My attitude toward the works I have completed — at at this point that’s fifteen books and a couple of hundred essays and reviews — is that I have never finished anything to my own satisfaction, I have only been forced to abandon it. That’s why I am psychologically incapable of re-reading anything I’ve written. I may retrieve small chunks of it for one purpose or another, but I’ve never re-read anything of mine longer than a blog post. I learned early in my career that revisiting what I’ve published brings only regrets. So, you know, as the man said: “Fare forward, voyagers.”

Maybe for this reason I am drawn toward the work that is never finished in the sense that it’s never handed over to someone else, never designated as complete. Take Montaigne’s Essays for instance, a page of which, in a modern edition or translation, looks like this: 

Montaigne published the first edition of the Essays in 1580 – that’s the main text here. Then in 1588 he published a second edition with new essays and revisions to the earlier ones: those are marked [b]. He continued up to the end of his life to add new essays and revise the old ones: those most recent changes are marked [c]. Montaigne died at age 59, but if he had lived twenty years longer we might have had further editions of the Essays and, consequently, texts with markings of [d], [e], and [f].

I love this. “Essay” means “trial” or “attempt,” of course, and thus Montaigne’s book by its very nature invites second and third thoughts, second and third trials: iteration that ends only when you die, or when you grow tired of it all and retreat into a life of pure contemplation.

I’m a big fan of contemplation, but I tend to contemplate most effectively when I have a pen in my hand. And a notebook provides endless opportunities to revisit, rethink, fail again, fail better. Though I never re-read my published works, I re-read my notebooks regularly: I consider such revisitations essential to thought, to growth, to intellectual and moral and spiritual maturation.

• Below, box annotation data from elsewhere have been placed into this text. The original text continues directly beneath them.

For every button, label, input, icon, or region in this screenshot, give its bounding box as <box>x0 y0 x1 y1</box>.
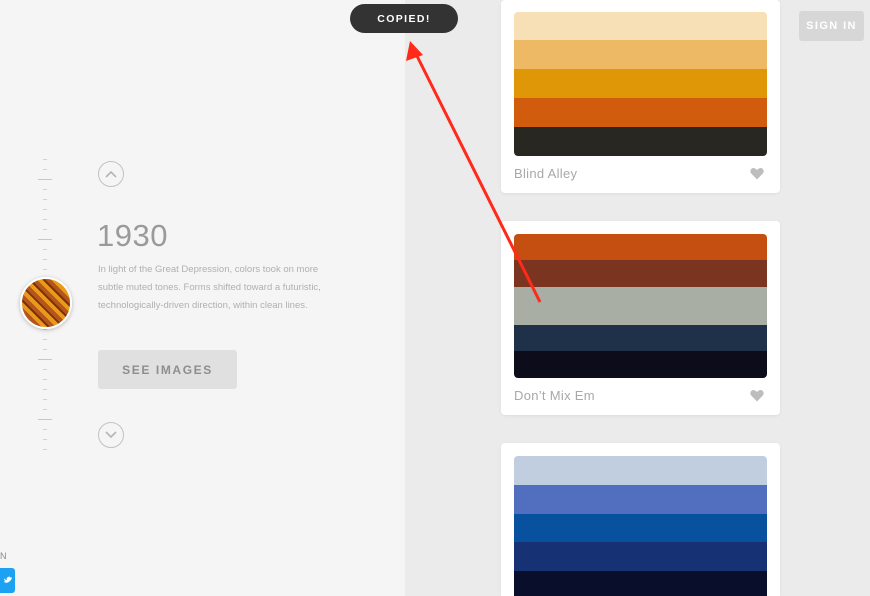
color-swatch[interactable] <box>514 40 767 69</box>
ruler-minor-tick <box>43 209 47 210</box>
see-images-button[interactable]: SEE IMAGES <box>98 350 237 389</box>
chevron-up-icon <box>105 170 117 178</box>
ruler-minor-tick <box>43 339 47 340</box>
ruler-minor-tick <box>43 429 47 430</box>
color-swatch[interactable] <box>514 325 767 351</box>
footer-partial-label: N <box>0 551 7 561</box>
ruler-minor-tick <box>43 329 47 330</box>
color-swatch[interactable] <box>514 260 767 287</box>
palette-swatches[interactable] <box>514 234 767 378</box>
color-swatch[interactable] <box>514 514 767 542</box>
palette-card[interactable] <box>501 443 780 596</box>
palette-swatches[interactable] <box>514 12 767 156</box>
ruler-minor-tick <box>43 349 47 350</box>
ruler-minor-tick <box>43 199 47 200</box>
color-swatch[interactable] <box>514 234 767 260</box>
color-swatch[interactable] <box>514 485 767 514</box>
ruler-minor-tick <box>43 409 47 410</box>
color-swatch[interactable] <box>514 287 767 325</box>
timeline-panel: 1930 In light of the Great Depression, c… <box>0 0 405 596</box>
era-thumbnail[interactable] <box>20 277 72 329</box>
palette-swatches[interactable] <box>514 456 767 596</box>
color-swatch[interactable] <box>514 456 767 485</box>
ruler-minor-tick <box>43 439 47 440</box>
ruler-major-tick <box>38 359 52 360</box>
next-era-button[interactable] <box>98 422 124 448</box>
color-swatch[interactable] <box>514 98 767 127</box>
ruler-minor-tick <box>43 219 47 220</box>
palette-card[interactable]: Blind Alley <box>501 0 780 193</box>
era-description: In light of the Great Depression, colors… <box>98 264 321 311</box>
ruler-minor-tick <box>43 399 47 400</box>
color-swatch[interactable] <box>514 351 767 378</box>
sign-in-button[interactable]: SIGN IN <box>799 11 864 41</box>
ruler-minor-tick <box>43 449 47 450</box>
color-swatch[interactable] <box>514 571 767 596</box>
heart-icon[interactable] <box>750 389 764 402</box>
ruler-major-tick <box>38 239 52 240</box>
ruler-major-tick <box>38 179 52 180</box>
ruler-minor-tick <box>43 269 47 270</box>
ruler-minor-tick <box>43 379 47 380</box>
color-swatch[interactable] <box>514 12 767 40</box>
ruler-minor-tick <box>43 229 47 230</box>
ruler-minor-tick <box>43 169 47 170</box>
twitter-share-button[interactable] <box>0 568 15 593</box>
ruler-minor-tick <box>43 189 47 190</box>
previous-era-button[interactable] <box>98 161 124 187</box>
ruler-minor-tick <box>43 389 47 390</box>
color-swatch[interactable] <box>514 542 767 571</box>
ruler-minor-tick <box>43 259 47 260</box>
ruler-major-tick <box>38 419 52 420</box>
chevron-down-icon <box>105 431 117 439</box>
palette-name: Blind Alley <box>514 166 578 181</box>
ruler-minor-tick <box>43 249 47 250</box>
twitter-icon <box>3 576 12 583</box>
era-year: 1930 <box>97 218 168 253</box>
palette-card[interactable]: Don’t Mix Em <box>501 221 780 415</box>
copied-toast: COPIED! <box>350 4 458 33</box>
palette-name: Don’t Mix Em <box>514 388 595 403</box>
ruler-minor-tick <box>43 369 47 370</box>
heart-icon[interactable] <box>750 167 764 180</box>
color-swatch[interactable] <box>514 127 767 156</box>
ruler-minor-tick <box>43 159 47 160</box>
color-swatch[interactable] <box>514 69 767 98</box>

For me — for my personal wants and needs and satisfactions — my notebooks are the most important writing I do. Then come my essays, and then my books. I think I have written some good books, and they’re made a place for themselves in the world — I’ve sold about 300,000 copies all told, most of those The Narnian and How to Think, which is nothing compared to having a YouTube channel, but not altogether contemptible for a writer of books — but if I had not been in a profession that places a premium on the publication of books, I don’t know that I ever would’ve written a single one. (Maybe a collection or two of essays, though, if I had found any publisher charitable enough to put them out.) It has been good for me to be pushed towards book-writing, but it’s not my natural métier — the essay is. And maybe the notebook is, even more. 

But what about blog posts, like this one? This blog stands at the juncture of the essay and the notebook. Some of these posts are essays, though usually briefer than the ones that get published by other people; others are basically notebook entries shared with the public. What makes a post an essay is completeness: a story told to the end, a train of thought traced to a destination, a pattern of ideas or responses fully woven. Conversely, you can tell that a post is essentially a notebook entry when I say something like “I’ll revisit this idea later” or “Perhaps a topic for a future post.”

In my recent series of posts on the family I was writing on a topic so complex, so nuanced, so difficult that it would have been an impertinence, I think, to issue a finished word. I would dishonor the multiplicity of people’s experiences, the complexity of my own experience, by offering anything like a complete statement. So I put some thoughts out there, related them to one another as best I could, and now I am pausing to reflect. Probably there will be more later. On a blog there can always be more later, and one of the best uses of hyperlinks is to link to your earlier self, even (or especially) when you think your earlier self was wrong about something or left something out.

It’s great to finish (or in my case abandon) something: to tell this story, to make this argument as well as you possibly can, crafting it with all your skill, and sending it out into the world to make its way as best it can. But there’s a place also — and I feel this increasingly strongly as I get older — for the tentative and incomplete, for “I’ll revisit this later,” for “Oh, I forgot this when I wrote that” — for, maybe above all, being corrected by charitable but honest readers and then being able to try again on the basis of what the lawyers call “information and belief.” I am always, and hope I always will be, gathering more information and developing my beliefs. As the man also said, “Old men ought to be explorers.”